Les Grecs primitifs, suivis en cela par les hommes simples et les enfants de tous les temps, animaient la nature entière; ils la croyaient vivante et analogue à eux-mêmes. Le monde extérieur, dans toutes ses parties, dans tous les éléments et tous les corps qui le composent, était donc censé exprimer les pensées d'une foule d'êtres cachés en lui.

De là les symboles naturels, présages ou augures, dont

l'interprétation devint comme une science. Ils semblaient annoncer, dans un langage intelligible pour les sages, la volonté de ces dieux dont l'imagination populaire avait peuplé le monde. Les dieux ne dédaignaient pas de donner les signes et de créer ainsi des symboles continuels. A son tour, le culte, tout symbolique, exprimait par des images, par des cérémonies significatives, les sentiments et les croyances de cette religion de la nature.

Les prêtres, ministres des dieux, interprétaient les symboles consacrés ou en instituaient de nouveaux, d'artificiels, puisés à la même source, ayant même autorité, reposant sur la connexité intime et nécessaire de l'idée et de l'image, du signe et de la chose signifiée.

Presque tous les peuples historiques ont eu chacun leurs symboles dans la sphère de la religion; mais, pendant la jeunesse même du peuple grec, ceux qu'il imagina ou qu'il reçut, pour les épurer, se distinguèrent par le goût, la justesse, la clarté sensible, fréquemment même par une raison sublime. Plus tard leurs artistes se trouvèrent tout préparés, par l'éducation commune, pour réaliser en des œuvres harmonieuses les conceptions si parfaites du génie de leurs ancêtres.

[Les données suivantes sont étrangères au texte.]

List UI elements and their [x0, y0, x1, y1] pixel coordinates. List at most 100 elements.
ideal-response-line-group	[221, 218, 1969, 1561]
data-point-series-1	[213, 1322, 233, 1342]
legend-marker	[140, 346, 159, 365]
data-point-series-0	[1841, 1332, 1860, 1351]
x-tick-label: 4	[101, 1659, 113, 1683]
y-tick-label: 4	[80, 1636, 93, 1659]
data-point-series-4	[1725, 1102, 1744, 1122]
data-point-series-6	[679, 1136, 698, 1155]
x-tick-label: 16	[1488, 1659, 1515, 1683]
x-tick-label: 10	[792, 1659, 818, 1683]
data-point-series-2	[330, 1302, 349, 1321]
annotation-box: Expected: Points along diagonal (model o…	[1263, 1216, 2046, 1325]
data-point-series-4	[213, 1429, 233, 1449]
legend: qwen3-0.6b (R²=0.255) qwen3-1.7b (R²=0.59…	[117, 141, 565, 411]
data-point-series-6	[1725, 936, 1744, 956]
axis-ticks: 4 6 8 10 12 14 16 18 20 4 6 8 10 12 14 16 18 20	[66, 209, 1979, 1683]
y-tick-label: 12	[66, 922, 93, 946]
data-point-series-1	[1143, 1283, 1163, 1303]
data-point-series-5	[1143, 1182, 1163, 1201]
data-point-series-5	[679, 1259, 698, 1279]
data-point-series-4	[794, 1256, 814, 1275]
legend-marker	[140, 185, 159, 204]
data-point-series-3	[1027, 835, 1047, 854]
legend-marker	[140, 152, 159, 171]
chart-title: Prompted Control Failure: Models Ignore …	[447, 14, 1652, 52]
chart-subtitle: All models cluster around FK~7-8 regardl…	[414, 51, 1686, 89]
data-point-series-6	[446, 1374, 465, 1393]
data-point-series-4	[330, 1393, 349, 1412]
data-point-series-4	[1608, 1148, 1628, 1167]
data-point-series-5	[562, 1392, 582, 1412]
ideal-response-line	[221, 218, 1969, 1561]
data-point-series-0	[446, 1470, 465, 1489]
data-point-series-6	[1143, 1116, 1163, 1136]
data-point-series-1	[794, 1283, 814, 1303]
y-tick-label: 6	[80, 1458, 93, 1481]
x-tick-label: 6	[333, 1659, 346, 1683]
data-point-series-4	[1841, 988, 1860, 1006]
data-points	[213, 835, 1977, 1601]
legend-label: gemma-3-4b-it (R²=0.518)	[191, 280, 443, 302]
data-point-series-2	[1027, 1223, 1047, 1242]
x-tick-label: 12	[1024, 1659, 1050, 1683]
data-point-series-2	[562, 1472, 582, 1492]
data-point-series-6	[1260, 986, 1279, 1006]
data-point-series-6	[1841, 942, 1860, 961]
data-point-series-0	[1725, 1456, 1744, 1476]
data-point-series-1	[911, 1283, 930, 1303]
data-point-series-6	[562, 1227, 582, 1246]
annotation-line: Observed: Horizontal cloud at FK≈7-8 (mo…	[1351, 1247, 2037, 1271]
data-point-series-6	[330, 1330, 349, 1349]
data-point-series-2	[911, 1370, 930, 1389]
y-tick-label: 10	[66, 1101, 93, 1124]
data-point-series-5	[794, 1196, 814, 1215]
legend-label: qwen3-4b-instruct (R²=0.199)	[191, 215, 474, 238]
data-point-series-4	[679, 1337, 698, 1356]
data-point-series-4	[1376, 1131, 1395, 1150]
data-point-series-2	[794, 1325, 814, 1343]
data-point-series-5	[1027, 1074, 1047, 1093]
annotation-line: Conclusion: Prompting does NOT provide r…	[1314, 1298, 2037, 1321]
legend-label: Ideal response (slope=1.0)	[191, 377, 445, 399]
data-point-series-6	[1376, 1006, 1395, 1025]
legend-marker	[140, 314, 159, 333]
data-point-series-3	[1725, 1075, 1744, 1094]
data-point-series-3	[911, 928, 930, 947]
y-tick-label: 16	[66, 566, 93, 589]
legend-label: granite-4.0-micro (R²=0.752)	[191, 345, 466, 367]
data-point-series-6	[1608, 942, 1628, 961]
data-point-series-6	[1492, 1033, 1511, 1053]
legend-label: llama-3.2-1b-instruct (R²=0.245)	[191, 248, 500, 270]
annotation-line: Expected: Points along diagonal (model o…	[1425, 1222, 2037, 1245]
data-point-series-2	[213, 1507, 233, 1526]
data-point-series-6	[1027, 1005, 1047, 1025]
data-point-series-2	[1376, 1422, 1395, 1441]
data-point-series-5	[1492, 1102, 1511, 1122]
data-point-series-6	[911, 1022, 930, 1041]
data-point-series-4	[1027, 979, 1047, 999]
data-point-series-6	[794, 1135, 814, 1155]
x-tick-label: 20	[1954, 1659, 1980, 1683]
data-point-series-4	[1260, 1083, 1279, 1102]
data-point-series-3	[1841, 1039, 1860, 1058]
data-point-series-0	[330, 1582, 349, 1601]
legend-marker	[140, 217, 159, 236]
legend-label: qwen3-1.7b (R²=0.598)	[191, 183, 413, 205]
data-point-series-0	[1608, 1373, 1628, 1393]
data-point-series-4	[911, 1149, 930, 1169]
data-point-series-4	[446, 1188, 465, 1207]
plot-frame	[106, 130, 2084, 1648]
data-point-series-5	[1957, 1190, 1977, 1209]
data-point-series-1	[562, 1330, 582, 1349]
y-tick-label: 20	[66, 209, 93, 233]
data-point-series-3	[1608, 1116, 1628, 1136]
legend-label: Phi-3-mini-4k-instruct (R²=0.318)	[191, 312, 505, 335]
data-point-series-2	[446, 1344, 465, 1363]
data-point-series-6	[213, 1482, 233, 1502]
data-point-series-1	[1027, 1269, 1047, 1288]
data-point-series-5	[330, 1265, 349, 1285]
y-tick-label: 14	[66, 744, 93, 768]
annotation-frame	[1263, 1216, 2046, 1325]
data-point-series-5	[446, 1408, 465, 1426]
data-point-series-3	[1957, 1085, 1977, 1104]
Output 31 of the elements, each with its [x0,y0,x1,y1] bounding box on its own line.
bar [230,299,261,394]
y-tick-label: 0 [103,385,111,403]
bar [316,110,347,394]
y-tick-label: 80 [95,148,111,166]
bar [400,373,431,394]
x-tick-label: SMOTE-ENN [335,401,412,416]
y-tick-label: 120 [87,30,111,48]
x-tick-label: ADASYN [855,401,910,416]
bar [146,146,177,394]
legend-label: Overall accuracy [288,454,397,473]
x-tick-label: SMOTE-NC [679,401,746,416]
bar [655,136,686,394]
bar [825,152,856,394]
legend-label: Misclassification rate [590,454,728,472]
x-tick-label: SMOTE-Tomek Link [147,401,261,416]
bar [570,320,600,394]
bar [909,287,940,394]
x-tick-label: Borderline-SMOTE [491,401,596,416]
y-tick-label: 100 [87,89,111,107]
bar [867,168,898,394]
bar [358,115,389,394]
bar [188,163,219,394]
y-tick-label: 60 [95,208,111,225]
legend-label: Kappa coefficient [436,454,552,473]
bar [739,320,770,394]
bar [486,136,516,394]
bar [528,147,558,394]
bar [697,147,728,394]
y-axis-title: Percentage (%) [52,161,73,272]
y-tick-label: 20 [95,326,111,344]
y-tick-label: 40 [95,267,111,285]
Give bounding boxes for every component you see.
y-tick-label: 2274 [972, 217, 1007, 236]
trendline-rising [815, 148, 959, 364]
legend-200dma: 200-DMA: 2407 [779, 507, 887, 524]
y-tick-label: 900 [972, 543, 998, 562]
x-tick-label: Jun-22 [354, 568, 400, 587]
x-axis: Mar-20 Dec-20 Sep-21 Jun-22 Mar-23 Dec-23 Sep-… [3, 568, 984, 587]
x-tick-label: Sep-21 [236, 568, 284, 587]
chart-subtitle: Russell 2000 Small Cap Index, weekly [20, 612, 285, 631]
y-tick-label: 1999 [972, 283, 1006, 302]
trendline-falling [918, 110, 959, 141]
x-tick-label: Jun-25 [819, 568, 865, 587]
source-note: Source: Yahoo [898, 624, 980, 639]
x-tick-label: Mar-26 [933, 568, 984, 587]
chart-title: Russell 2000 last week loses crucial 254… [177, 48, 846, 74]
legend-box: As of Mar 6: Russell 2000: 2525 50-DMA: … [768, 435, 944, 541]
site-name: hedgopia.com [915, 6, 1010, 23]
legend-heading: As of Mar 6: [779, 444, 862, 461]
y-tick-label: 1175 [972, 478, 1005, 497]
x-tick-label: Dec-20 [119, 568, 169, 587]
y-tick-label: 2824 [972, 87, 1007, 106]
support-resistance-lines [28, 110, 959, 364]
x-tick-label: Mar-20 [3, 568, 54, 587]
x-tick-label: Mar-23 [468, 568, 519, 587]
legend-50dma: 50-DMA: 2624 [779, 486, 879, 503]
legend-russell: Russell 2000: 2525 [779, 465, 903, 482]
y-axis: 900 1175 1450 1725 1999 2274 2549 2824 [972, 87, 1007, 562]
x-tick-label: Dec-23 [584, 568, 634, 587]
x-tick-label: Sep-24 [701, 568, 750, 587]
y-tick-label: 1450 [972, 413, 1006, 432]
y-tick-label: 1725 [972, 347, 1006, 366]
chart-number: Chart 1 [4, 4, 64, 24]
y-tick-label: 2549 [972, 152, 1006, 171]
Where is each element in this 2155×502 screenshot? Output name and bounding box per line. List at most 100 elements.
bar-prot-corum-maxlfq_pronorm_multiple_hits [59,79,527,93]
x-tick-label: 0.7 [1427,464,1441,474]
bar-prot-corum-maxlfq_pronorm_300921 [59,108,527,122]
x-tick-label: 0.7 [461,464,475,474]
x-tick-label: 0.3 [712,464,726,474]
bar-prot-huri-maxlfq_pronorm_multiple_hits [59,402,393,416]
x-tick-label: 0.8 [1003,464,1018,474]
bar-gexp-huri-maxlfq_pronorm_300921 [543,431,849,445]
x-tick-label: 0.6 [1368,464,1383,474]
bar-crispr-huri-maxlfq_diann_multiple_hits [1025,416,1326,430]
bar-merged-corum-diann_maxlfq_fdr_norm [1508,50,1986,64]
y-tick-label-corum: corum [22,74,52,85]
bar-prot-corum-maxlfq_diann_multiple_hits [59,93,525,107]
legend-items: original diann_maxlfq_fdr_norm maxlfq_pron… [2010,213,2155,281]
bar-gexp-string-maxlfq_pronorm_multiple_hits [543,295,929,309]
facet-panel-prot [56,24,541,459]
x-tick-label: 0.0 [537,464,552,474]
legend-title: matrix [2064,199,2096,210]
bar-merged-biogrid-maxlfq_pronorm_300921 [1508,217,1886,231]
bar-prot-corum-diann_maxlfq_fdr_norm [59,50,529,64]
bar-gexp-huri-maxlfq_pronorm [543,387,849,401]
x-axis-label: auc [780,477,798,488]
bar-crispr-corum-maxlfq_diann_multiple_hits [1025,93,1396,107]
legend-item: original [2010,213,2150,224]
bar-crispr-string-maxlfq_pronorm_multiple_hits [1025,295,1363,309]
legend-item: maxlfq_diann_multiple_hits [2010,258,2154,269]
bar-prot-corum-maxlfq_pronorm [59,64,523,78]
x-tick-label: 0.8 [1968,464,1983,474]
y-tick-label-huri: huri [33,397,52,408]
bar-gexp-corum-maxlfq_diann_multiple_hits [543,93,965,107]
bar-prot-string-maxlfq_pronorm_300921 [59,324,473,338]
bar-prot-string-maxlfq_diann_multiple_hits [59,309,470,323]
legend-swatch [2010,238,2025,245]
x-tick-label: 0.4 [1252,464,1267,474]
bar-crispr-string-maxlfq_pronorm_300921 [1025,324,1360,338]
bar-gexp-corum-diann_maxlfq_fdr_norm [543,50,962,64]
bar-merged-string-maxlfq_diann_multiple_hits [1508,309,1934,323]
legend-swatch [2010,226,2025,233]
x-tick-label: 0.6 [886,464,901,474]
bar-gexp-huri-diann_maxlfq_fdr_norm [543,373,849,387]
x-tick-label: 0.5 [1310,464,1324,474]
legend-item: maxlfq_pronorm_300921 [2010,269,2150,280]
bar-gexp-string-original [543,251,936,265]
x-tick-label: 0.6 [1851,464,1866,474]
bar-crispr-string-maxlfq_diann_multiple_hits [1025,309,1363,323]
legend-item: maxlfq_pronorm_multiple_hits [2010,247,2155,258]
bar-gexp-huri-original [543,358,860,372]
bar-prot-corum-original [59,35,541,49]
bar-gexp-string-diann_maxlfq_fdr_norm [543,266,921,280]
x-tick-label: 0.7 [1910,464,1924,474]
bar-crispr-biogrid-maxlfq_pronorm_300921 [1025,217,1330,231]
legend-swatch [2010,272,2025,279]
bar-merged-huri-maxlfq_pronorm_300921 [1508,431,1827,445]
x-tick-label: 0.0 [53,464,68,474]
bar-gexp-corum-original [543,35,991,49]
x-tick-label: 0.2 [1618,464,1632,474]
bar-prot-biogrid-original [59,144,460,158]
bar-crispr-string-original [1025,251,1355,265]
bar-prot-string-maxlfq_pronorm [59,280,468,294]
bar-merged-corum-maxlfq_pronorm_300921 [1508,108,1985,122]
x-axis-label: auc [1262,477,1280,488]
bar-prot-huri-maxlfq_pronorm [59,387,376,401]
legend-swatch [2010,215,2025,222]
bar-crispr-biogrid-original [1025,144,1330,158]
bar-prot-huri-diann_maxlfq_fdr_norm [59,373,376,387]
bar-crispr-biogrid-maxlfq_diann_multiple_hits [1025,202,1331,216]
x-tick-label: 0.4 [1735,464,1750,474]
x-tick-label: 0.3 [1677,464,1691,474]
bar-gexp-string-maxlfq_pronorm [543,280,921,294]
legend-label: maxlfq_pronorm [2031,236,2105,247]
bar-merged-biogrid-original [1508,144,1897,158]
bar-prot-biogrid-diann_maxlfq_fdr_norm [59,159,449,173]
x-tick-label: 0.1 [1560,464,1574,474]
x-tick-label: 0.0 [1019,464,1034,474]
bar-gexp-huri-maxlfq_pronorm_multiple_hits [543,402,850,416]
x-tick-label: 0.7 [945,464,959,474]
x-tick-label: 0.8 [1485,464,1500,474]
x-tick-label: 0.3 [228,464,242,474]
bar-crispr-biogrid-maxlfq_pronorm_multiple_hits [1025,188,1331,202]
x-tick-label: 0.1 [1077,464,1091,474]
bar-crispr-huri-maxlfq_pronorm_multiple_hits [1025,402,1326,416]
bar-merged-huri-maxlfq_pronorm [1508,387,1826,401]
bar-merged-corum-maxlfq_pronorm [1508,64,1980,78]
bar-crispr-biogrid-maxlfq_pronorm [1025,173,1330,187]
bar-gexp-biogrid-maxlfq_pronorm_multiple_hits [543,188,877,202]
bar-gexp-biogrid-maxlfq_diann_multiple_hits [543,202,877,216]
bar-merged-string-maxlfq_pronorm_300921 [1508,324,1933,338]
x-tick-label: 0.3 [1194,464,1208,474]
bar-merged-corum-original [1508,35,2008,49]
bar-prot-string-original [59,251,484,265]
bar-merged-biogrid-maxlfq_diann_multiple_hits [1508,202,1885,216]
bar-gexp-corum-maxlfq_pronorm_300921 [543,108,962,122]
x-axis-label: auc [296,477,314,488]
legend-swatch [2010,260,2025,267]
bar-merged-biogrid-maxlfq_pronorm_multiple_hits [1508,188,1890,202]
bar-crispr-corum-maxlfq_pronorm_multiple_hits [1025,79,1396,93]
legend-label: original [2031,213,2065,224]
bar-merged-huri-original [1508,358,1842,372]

Du même mode général d'expression qui produisait les symboles naquirent aussi l'emblème, l'allégorie et le mythe.

L'emblème diffère du symbole, en ce que celui-ci est constant, traditionnel, d'origine spontanée, lointaine, inconnue, presque toujours d'un caractère religieux; celui-là, plus arbitraire, plus marqué au coin de tel esprit individuel, plus conscient de lui-même, ne s'impose pas avec la même autorité.

L'allégorie est un emblème développé, une métaphore continuée en récit; dans son essence, elle offre les mêmes traits fondamentaux. Souvent, mais non pas toujours, la fable, ou, ce qui est la même chose, l'apologue, est également un récit allégorique; mais on y trouve de plus une leçon de morale (1).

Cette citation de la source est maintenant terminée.